A man has been airlifted to the hospital after being bitten by a shark off the coast of New South Wales in Australia, according to local police.
Police said in a statement Sunday that emergency services were called to Byron Bay around 6:40 a.m. local time, after reports that a man surfing near Belongil Beach was bitten on the leg by a shark.
The 41-year-old local man returned to shore on his board and alerted other surfers, police said.
He was treated at the scene by NSW Ambulance paramedics, before being airlifted to Gold Coast University Hospital in serious but stable condition, the statement said.
Belongil Beach and Main Beach have been closed for 24 hours.
Third shark attack of the year
Australia's national broadcaster, the Australian Broadcasting Corporation (ABC) reported that the victim's housemate had been surfing with him when the attack took place.
It quoted the housemate as saying the pair had paddled back to shore together.
"We didn't realize until we were on the beach that there was a big chunk taken out of his leg so there was a lot of blood," he told the ABC.

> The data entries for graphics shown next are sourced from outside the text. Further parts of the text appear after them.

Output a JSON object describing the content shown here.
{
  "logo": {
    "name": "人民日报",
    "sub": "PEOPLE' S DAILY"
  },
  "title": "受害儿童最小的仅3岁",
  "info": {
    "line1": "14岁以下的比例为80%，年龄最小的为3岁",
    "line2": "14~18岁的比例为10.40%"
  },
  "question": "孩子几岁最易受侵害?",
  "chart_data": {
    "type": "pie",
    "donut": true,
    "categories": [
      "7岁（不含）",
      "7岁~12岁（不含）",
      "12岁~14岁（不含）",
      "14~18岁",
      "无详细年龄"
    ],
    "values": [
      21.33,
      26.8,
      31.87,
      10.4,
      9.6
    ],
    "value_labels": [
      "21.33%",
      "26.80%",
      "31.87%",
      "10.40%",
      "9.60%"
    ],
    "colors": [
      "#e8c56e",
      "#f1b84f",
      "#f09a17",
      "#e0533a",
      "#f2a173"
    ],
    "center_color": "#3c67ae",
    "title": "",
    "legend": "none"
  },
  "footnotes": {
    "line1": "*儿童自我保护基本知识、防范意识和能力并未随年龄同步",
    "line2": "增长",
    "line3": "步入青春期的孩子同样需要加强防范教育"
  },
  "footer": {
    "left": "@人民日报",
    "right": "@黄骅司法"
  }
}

The housemate told the broadcaster he and other bystanders used leg ropes -- used to attach surfers to their boards -- to make a tourniquet around the man's leg.

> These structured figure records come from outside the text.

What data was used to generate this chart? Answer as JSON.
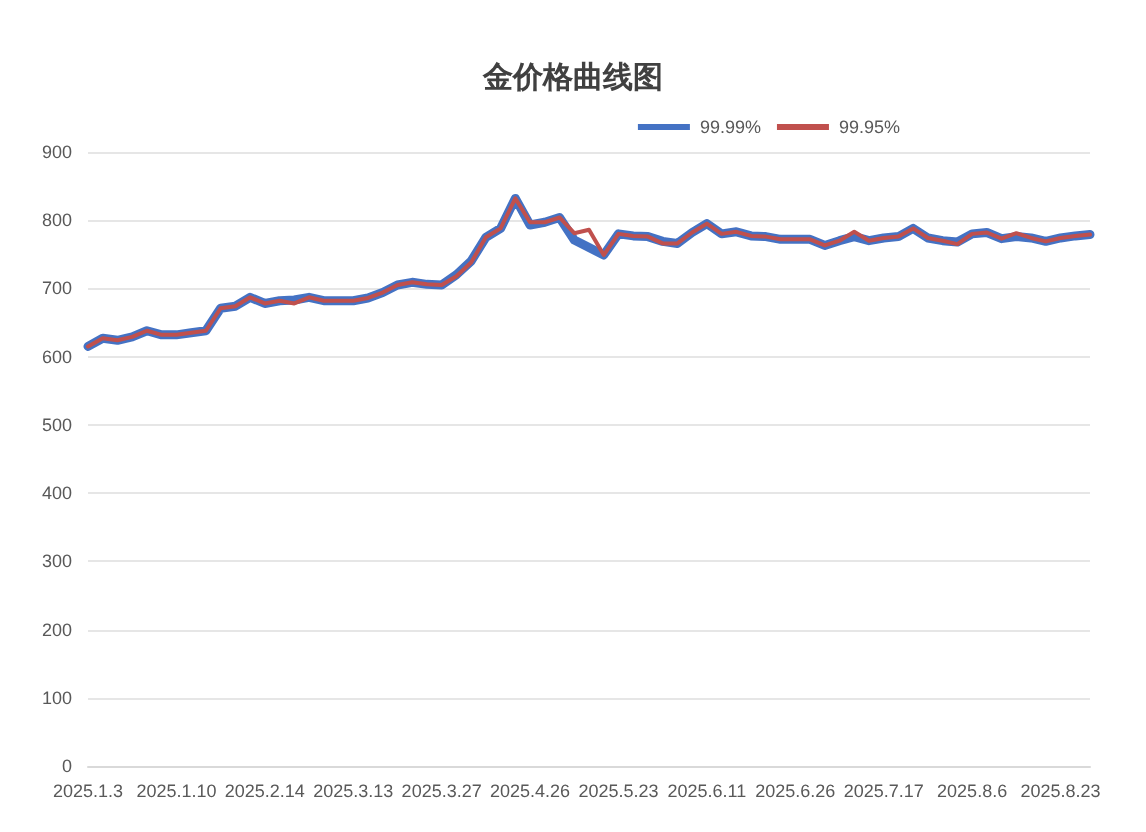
{
  "chart_data": {
    "type": "line",
    "title": "金价格曲线图",
    "categories": [
      "2025.1.3",
      null,
      null,
      null,
      null,
      null,
      "2025.1.10",
      null,
      null,
      null,
      null,
      null,
      "2025.2.14",
      null,
      null,
      null,
      null,
      null,
      "2025.3.13",
      null,
      null,
      null,
      null,
      null,
      "2025.3.27",
      null,
      null,
      null,
      null,
      null,
      "2025.4.26",
      null,
      null,
      null,
      null,
      null,
      "2025.5.23",
      null,
      null,
      null,
      null,
      null,
      "2025.6.11",
      null,
      null,
      null,
      null,
      null,
      "2025.6.26",
      null,
      null,
      null,
      null,
      null,
      "2025.7.17",
      null,
      null,
      null,
      null,
      null,
      "2025.8.6",
      null,
      null,
      null,
      null,
      null,
      "2025.8.23",
      null,
      null
    ],
    "series": [
      {
        "name": "99.99%",
        "color": "#4472c4",
        "values": [
          615,
          627,
          624,
          629,
          638,
          632,
          632,
          635,
          638,
          671,
          674,
          687,
          678,
          682,
          683,
          687,
          682,
          682,
          682,
          686,
          694,
          705,
          709,
          706,
          705,
          720,
          740,
          775,
          788,
          832,
          793,
          797,
          804,
          771,
          760,
          749,
          780,
          777,
          776,
          769,
          766,
          782,
          795,
          780,
          783,
          777,
          776,
          772,
          772,
          772,
          763,
          770,
          776,
          770,
          774,
          776,
          788,
          774,
          770,
          768,
          780,
          782,
          773,
          776,
          774,
          769,
          774,
          777,
          779
        ]
      },
      {
        "name": "99.95%",
        "color": "#c0504d",
        "values": [
          615,
          627,
          624,
          629,
          638,
          632,
          632,
          635,
          638,
          671,
          674,
          687,
          678,
          682,
          678,
          687,
          682,
          682,
          682,
          686,
          694,
          705,
          709,
          706,
          705,
          718,
          738,
          775,
          788,
          832,
          797,
          797,
          804,
          781,
          786,
          749,
          780,
          777,
          776,
          766,
          766,
          782,
          795,
          780,
          783,
          777,
          776,
          772,
          772,
          772,
          763,
          770,
          783,
          770,
          774,
          776,
          788,
          774,
          770,
          765,
          780,
          782,
          773,
          781,
          774,
          769,
          774,
          777,
          779
        ]
      }
    ],
    "ylim": [
      0,
      900
    ],
    "yticks": [
      0,
      100,
      200,
      300,
      400,
      500,
      600,
      700,
      800,
      900
    ],
    "grid": "y",
    "legend": "top right",
    "marker": "none",
    "line_style": "solid"
  }
}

A spokesperson for Australia's Department of Primary Industry told the ABC that scientists believe a juvenile great white shark may have attacked the man.
The Taronga Conservation Society Australia says there were 27 shark attacks in Australia last year, one of them fatal. Nine of the attacks took place in New South Wales, according to its Australian Shark Attack File.
Before Sunday's attack, the society had recorded two attacks so far this year, both of which took place in Queensland, the state bordering New South Wales to the north.